The Dracut Alert Program is a rapid response system designed to locate cognitively impaired residents at risk for wandering or becoming lost. Participants’ personal identifying information is placed on file with the 911 emergency center to assist Police/Fire/EMS in locating the person swiftly. It also gives first responders vital medical information about a citizen who may be unable to communicate these concerns at the time of the emergency.
Information given to police includes pictures, locations the person is known to visit frequently, medications, and medical history — such as health problems, cognitive delays, vision or hearing impairments. The database is private, confidential and will only be used in an emergency.

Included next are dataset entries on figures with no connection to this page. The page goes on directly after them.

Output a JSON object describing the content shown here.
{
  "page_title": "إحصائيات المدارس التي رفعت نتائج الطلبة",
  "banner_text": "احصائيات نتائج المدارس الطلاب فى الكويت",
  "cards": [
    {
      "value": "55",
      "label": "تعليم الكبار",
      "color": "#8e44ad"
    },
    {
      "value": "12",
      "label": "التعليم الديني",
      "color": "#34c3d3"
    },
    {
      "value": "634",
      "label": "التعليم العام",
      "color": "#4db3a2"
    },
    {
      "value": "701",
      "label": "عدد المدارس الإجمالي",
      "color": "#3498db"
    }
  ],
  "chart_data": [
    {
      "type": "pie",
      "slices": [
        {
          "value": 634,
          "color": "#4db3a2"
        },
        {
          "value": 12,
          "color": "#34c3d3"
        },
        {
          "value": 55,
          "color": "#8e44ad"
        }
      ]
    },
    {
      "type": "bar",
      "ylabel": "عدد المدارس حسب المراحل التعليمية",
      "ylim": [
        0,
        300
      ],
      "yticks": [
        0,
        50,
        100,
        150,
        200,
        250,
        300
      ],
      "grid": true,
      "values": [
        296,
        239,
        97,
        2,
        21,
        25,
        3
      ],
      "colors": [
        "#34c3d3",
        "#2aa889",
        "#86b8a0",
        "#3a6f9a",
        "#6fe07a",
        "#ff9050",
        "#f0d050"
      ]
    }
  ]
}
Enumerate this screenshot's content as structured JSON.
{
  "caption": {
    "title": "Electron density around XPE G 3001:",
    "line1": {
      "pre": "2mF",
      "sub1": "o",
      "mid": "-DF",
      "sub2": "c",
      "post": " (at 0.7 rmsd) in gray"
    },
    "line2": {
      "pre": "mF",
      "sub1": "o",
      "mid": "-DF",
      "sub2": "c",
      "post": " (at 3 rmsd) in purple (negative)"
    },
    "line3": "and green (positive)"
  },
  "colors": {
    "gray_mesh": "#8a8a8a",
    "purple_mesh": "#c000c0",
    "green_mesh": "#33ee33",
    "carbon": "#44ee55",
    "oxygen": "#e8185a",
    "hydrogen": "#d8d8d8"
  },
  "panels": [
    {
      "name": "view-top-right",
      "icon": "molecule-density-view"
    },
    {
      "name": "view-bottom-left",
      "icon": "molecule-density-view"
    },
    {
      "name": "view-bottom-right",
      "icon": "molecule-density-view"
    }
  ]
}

The newly revamped program comes after a Dracut resident went missing for three days in October. The Police Department collaborated with the Council on Aging and Fire Department to update forms and tear sheets, which they, along with the Lowell General Hospital – Saints Campus, distributed throughout town to best ensure all community members were notified of the program.
By pre-planning with family members, the program makes it easier for authorities to locate loved ones who go missing, which is especially imperative during the first few minutes and hours.
“When someone from one of our vulnerable populations goes missing, it is crucial for the police department and other public safety agencies to begin their search immediately, utilizing all the relevant information available,” Chief Ouellette said. “The Dracut Alert Program will reduce the amount of time it takes to locate these people, and I encourage anyone with an at-risk family member to plan for this by registering.”
The Massachusetts Silver Alert Law, passed in 2010 and modeled after the Amber Alert, requires that adults with severe dementia who may have wandered and gotten lost be treated as a missing person regardless of how long they have been missing. These missing persons must be treated as high-risk and police departments must respond as such. The Dracut Alert Program will provide law enforcement officials with the necessary tools to attempt to locate these people more quickly by having the necessary information on file.
To register a loved one for the Dracut Alert Program, visit the Dracut Police Department’s 911 center. For more information, contact Kate Charron at the Dracut Police Department at 978-957-2123 ext. 1161 or the Dracut Council on Aging at 978-957-2611.
Those who have signed up for the Dracut Alert Program should immediately notify police if a resident is lost and is a participant in the program.